Carlos Carreiras, coordenador autárquico dos sociais-democratas, disse ao “Público” que o processo de escolha do candidato do partido já está na fase final

É muito pouco provável que Assunção Cristas venha a contar com o apoio do PSD na sua candidatura à liderança de Lisboa, avança o “Público” esta sexta-feira. Todos os sinais vão no sentido contrário. Carlos Carreiras, coordenador autárquico dos sociais-democratas disse ao matutino que o processo de escolha do candidato já está em fase final.

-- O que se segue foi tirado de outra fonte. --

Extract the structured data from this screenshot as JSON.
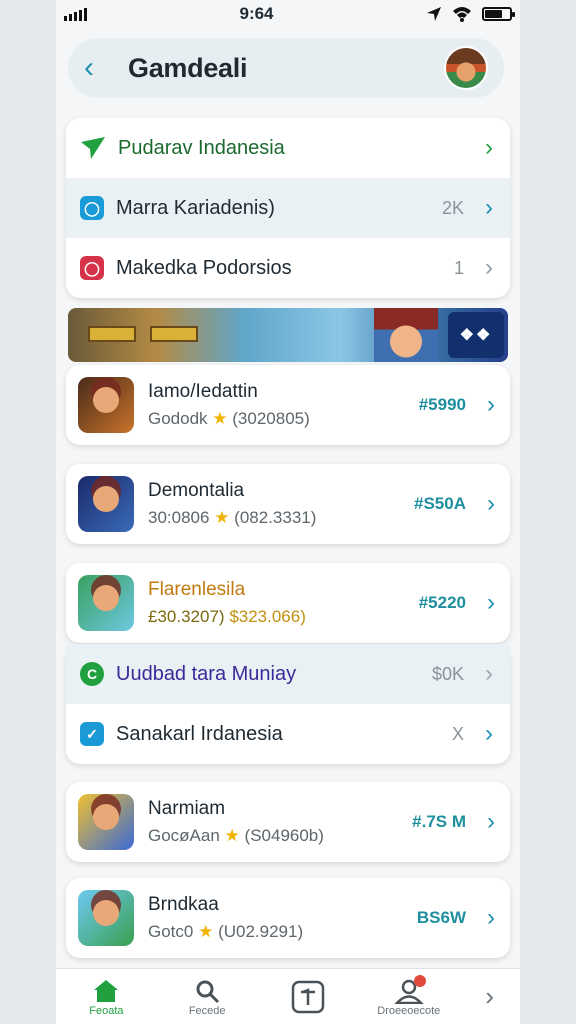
{
  "status_bar": {
    "time": "9:64"
  },
  "header": {
    "title": "Gamdeali"
  },
  "menu": [
    {
      "label": "Pudarav Indanesia",
      "count": "",
      "color": "#21a040",
      "icon": "send-icon"
    },
    {
      "label": "Marra Kariadenis)",
      "count": "2K",
      "color": "#1a9ad6",
      "icon": "tag-icon"
    },
    {
      "label": "Makedka Podorsios",
      "count": "1",
      "color": "#d6334a",
      "icon": "ring-icon"
    }
  ],
  "games_a": [
    {
      "name": "Iamo/Iedattin",
      "sub": "Gododk",
      "rating": "(3020805)",
      "price": "#5990",
      "thumb": "linear-gradient(135deg,#4a2a1a,#c8742a)"
    },
    {
      "name": "Demontalia",
      "sub": "30:0806",
      "rating": "(082.3331)",
      "price": "#S50A",
      "thumb": "linear-gradient(135deg,#1a2a6a,#3a6ab8)"
    },
    {
      "name": "Flarenlesila",
      "sub": "£30.3207)",
      "rating": "$323.066)",
      "price": "#5220",
      "thumb": "linear-gradient(135deg,#3aa060,#6ec8e0)"
    }
  ],
  "menu2": [
    {
      "label": "Uudbad tara Muniay",
      "count": "$0K",
      "color": "#21a040",
      "icon": "refresh-icon"
    },
    {
      "label": "Sanakarl Irdanesia",
      "count": "X",
      "color": "#1a9ad6",
      "icon": "check-icon"
    }
  ],
  "games_b": [
    {
      "name": "Narmiam",
      "sub": "GocøAan",
      "rating": "(S04960b)",
      "price": "#.7S M",
      "thumb": "linear-gradient(135deg,#f0c030,#3a6ad6)"
    },
    {
      "name": "Brndkaa",
      "sub": "Gotc0",
      "rating": "(U02.9291)",
      "price": "BS6W",
      "thumb": "linear-gradient(135deg,#6ec8f0,#3aa050)"
    }
  ],
  "tabs": [
    {
      "label": "Feoata"
    },
    {
      "label": "Fecede"
    },
    {
      "label": ""
    },
    {
      "label": "Droeeoecote"
    }
  ]
}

“A candidatura que estamos a trabalhar vai lutar pela vitória. O que falta para o nome estar fechado é a convergência das propostas do candidato com as do partido”, afirmou Carlos Carreiras, à margem de um pequeno-almoço com jornalistas, esta quinta-feira. “Não será provável que seja uma mulher, mas pode ser. Se eu puder anunciar Lisboa em Fevereiro, anunciarei”, acrescentou.

Por lei, o PSD tem de tomar uma decisão sobre o nome a apresentar antes do final do primeiro trimestre de 2017. Todo este período de indecisão quanto ao apoio, ou não, da candidatura de Assunção Cristas contribuiu ainda para alimentar tensões entre os dois partidos da direita.

Segundo o “Público”, um dos nomes que pode vir a ser lançado pelo PSD é José Miguel Júdice, antigo bastonário da Ordem dos Advogados. Carreiras não confirmou. O “Diário de Notícias”, por sua vez, avança com os nomes de José Eduardo Moniz e Carlos Barbosa, presidente do Automóvel Clube de Portugal (ACP).